Help! My Boss And I Don't Get Along
Every worker has disagreed with his boss at some point, no matter how big or small the issue may have been. If you're lucky, the disagreement is behind you. However, what can you do if you and your boss simply don't get along? Lynne Sarikas, director of Northeastern University's MBA Career Center, may have the answer.
"The hiring manager wades through piles of resumes and conducts multiple interviews to find the best candidate for the job," Sarikas says. "The candidate researches the company, asks insightful questions during the interviews and even talks with networking contacts. In spite of best efforts on both sides of the hiring equation, sometimes things don't work out as planned. What is the employee to do if he just doesn't get along with the boss?" Check out Sarikas' steps for improving communication and the relationship with your boss, and what to do if the case looks hopeless.
- If you sense that things just don't feel right, pay attention to your instincts.

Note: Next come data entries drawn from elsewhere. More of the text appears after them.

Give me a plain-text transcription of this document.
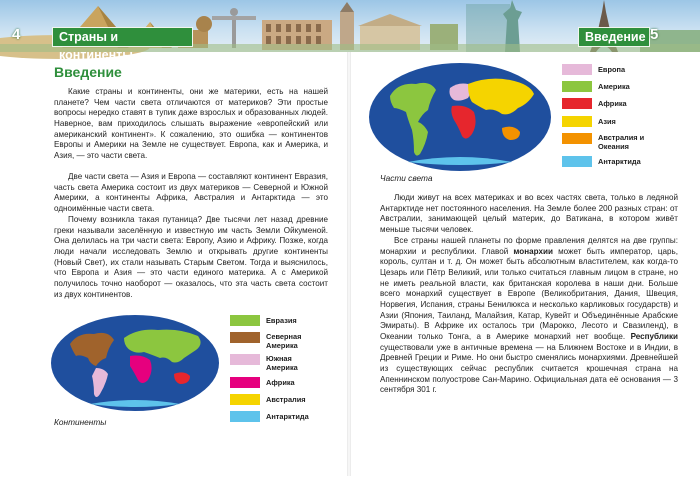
4	Страны и континенты
Введение 5
Введение

Какие страны и континенты, они же материки, есть на нашей планете? Чем части света отличаются от материков? Эти простые вопросы нередко ставят в тупик даже взрослых и образованных людей. Наверное, вам приходилось слышать выражение «европейский или американский континент». К сожалению, это ошибка — континентов Европы и Америки на Земле не существует. Европа, как и Америка, и Азия, — это части света.

Две части света — Азия и Европа — составляют континент Евразия, часть света Америка состоит из двух материков — Северной и Южной Америки, а континенты Африка, Австралия и Антарктида — это одноимённые части света.

Почему возникла такая путаница? Две тысячи лет назад древние греки называли заселённую и известную им часть Земли Ойкуменой. Она делилась на три части света: Европу, Азию и Африку. Позже, когда люди начали исследовать Землю и открывать другие континенты (Новый Свет), их стали называть Старым Светом. Тогда и выяснилось, что Европа и Азия — это части единого материка. А с Америкой получилось точно наоборот — оказалось, что эта часть света состоит из двух континентов.

Континенты
Евразия
Северная Америка
Южная Америка
Африка
Австралия
Антарктида
Европа
Америка
Африка
Азия
Австралия и Океания
Антарктида
Части света

Люди живут на всех материках и во всех частях света, только в ледяной Антарктиде нет постоянного населения. На Земле более 200 разных стран: от Австралии, занимающей целый материк, до Ватикана, в котором живёт меньше тысячи человек.

Все страны нашей планеты по форме правления делятся на две группы: монархии и республики. Главой монархии может быть император, царь, король, султан и т. д. Он может быть абсолютным властителем, как когда-то Цезарь или Пётр Великий, или только считаться главным лицом в стране, но не иметь реальной власти, как британская королева в наши дни. Больше всего монархий существует в Европе (Великобритания, Дания, Швеция, Норвегия, Испания, страны Бенилюкса и несколько карликовых государств) и Азии (Япония, Таиланд, Малайзия, Катар, Кувейт и Объединённые Арабские Эмираты). В Африке их осталось три (Марокко, Лесото и Свазиленд), в Океании только Тонга, а в Америке монархий нет вообще. Республики существовали уже в античные времена — на Ближнем Востоке и в Индии, в Древней Греции и Риме. Но они быстро сменялись монархиями. Древнейшей из существующих сейчас республик считается крошечная страна на Апеннинском полуострове Сан-Марино. Официальная дата её основания — 3 сентября 301 г.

- Pay attention to when things don't feel right and keep a list; review and identify patterns and issues.
- Consider what you think the issue is and what you might do to remedy the situation.
- Honestly assess your fit for the position as well as your strengths and weaknesses.
- If you need to better understand how your role fits in the larger mission of the company, ask.
- The more specific you can be in what's missing, the better able you will be to address it.
- Request a meeting with your manager.
- Do not be confrontational, but state that you are seeking feedback -- you want to understand what you are doing well and what you could be doing better.
- Ask about your fit with the team.
- Ask for specific recommendations on how to make things better.
- If it is clear that there is a personal issue, seek further feedback; maybe you have different work styles which are in conflict.
- If you are able to identify the problem and brainstorm ways to make things better, give it an honest try, and agree to debrief at a future date.
- Do not bad-mouth your boss to everyone else on the team and anyone who will listen.
- Do not let a bad attitude or frustrations impact your work performance.
- Be sure to keep notes of discussion and observations.
Escalate The Situation
- If you have tried talking to your manager and things aren't getting any better, consider escalating the issue to HR. Meet with your HR contact, share your feedback and what you have done to address the issue, and brainstorm next steps.
Be Willing To Walk Away
- If there is an irreconcilable difference between you and the boss, be prepared to look for another position, either within or outside of the company.
- Even if the problem is the boss, it often takes time to address those issues through proper channels, and it may not be worth it for your mental health to hang in there.
- Think about how to explain your change when looking for a new job without speaking ill of the company or the manager.
- Identify references at the company other than your direct manager before you leave so you are prepared in your job search.
Manage Your Stress
- Dealing with a difficult boss can be extremely stressful.
- Exercise, get your sleep and do whatever you can to manage your stress level.
- Try to focus on what you are accomplishing or learning at work without thinking about the negative impact of your manager.